Le droit pour les députés de saisir les juridictions compétentes pour contester l’élection d’Ousmane Sonko au poste de député et de président de l’Assemblée nationale.
La jurisprudence de : « L’affaire Pierre Senghor » dépoussiérée.
Pierre Senghor, demi-frère du président Léopold Sédar Senghor, avait bénéficié d’un passe-droit en obtenant un décret du président de la République pour devenir administrateur civil dans la fonction publique sénégalaise.
Un acte de népotisme avéré, d’intérêt familial, ayant fait beaucoup de bruit dans un contexte de gouvernance par un parti unique où l’exercice du pouvoir était, par essence, patrimonial.
L’intéressé n’avait ni les qualifications requises, ni les diplômes de référence.

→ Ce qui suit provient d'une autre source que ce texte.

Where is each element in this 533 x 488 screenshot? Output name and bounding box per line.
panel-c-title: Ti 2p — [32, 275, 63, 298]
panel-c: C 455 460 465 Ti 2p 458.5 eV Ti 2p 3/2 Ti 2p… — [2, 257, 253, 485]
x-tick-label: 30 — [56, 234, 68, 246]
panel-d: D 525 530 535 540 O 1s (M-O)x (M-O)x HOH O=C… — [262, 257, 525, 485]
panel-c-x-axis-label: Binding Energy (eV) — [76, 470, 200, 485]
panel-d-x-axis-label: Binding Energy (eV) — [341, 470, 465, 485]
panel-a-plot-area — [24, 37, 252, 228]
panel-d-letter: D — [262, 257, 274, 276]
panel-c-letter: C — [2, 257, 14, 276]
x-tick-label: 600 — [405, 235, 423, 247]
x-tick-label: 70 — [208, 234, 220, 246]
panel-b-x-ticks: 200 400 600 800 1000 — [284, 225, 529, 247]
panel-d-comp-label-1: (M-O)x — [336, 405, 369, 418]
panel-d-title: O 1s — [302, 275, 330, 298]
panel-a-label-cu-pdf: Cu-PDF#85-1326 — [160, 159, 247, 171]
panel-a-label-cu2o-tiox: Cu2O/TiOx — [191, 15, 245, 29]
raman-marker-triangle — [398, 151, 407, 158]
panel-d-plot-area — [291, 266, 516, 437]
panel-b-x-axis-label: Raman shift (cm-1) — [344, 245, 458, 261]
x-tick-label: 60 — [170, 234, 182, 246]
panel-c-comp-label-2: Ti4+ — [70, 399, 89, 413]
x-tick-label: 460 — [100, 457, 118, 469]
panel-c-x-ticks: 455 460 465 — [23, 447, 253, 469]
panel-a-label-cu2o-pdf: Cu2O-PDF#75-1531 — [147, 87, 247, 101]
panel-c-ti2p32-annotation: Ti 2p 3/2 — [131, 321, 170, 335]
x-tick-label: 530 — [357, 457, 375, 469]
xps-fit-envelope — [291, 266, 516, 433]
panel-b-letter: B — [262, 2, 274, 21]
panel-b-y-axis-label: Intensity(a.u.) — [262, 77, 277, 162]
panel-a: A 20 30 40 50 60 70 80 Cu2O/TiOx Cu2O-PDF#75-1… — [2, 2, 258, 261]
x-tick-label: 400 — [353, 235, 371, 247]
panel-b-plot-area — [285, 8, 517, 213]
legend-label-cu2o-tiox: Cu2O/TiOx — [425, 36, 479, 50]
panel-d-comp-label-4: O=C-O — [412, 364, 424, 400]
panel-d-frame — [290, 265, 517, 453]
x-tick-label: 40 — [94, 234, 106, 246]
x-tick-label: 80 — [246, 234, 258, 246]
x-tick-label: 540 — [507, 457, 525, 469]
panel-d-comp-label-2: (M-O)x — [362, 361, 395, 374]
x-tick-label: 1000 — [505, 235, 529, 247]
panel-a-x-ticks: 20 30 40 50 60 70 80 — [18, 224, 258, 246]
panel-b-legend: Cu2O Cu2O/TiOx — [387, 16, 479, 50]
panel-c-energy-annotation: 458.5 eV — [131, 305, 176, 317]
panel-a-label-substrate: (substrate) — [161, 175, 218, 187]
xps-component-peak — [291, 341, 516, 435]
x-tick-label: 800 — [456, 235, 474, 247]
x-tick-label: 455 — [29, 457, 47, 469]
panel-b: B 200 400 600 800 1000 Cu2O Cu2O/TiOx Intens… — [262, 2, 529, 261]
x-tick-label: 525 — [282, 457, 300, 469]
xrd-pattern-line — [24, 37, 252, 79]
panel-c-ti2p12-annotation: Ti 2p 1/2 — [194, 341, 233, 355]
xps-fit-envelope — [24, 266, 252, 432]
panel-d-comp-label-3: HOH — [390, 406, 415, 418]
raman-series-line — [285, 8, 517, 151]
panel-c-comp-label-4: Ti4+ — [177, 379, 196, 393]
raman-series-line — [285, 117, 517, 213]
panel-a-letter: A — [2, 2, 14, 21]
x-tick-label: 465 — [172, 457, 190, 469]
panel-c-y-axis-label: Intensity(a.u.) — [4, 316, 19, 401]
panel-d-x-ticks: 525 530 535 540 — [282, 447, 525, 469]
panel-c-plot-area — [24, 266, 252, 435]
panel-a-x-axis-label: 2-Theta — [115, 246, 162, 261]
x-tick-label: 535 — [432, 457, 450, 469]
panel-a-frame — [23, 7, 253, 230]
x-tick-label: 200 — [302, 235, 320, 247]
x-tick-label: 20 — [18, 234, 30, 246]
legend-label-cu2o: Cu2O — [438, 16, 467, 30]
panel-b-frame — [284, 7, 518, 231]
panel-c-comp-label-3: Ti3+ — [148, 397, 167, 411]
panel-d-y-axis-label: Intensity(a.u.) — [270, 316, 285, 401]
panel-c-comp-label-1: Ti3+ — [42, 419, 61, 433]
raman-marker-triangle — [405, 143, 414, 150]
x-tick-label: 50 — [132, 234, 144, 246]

À l’époque, les administrateurs civils constituaient un corps dont les diplômes étaient réservés à ceux sortis de l’ENFOM (actuelle ENA).
Face à cette forfaiture, les administrateurs civils, à travers leur amicale, avaient fait un recours pour excès de pouvoir et violation flagrante des textes de la fonction publique, en attaquant le décret présidentiel.
La Cour suprême, saisie, avait donné raison aux administrateurs civils.
Ce fut la victoire de l’indépendance de la justice et de la résistance de la haute administration face au pouvoir politique omnipotent de Senghor.
Ce rappel historique, au-delà de la différence des cas et de celle des juridictions de saisine, offre un aperçu du droit administratif et du pouvoir légal de droit accordé aux pairs dans la saisine des juridictions compétentes.
Ainsi, de même que les administrateurs civils ont le pouvoir de contester, les députés de l’Assemblée nationale peuvent, par jurisprudence, faire prévaloir leur droit à recourir contre ce qu’ils considèrent comme une forfaiture.
Cette comparaison de forme ne saurait cependant augurer ou justifier avec certitude, sur le plan du droit, dans le fond, et a priori, une recevabilité et un succès intangibles attendus.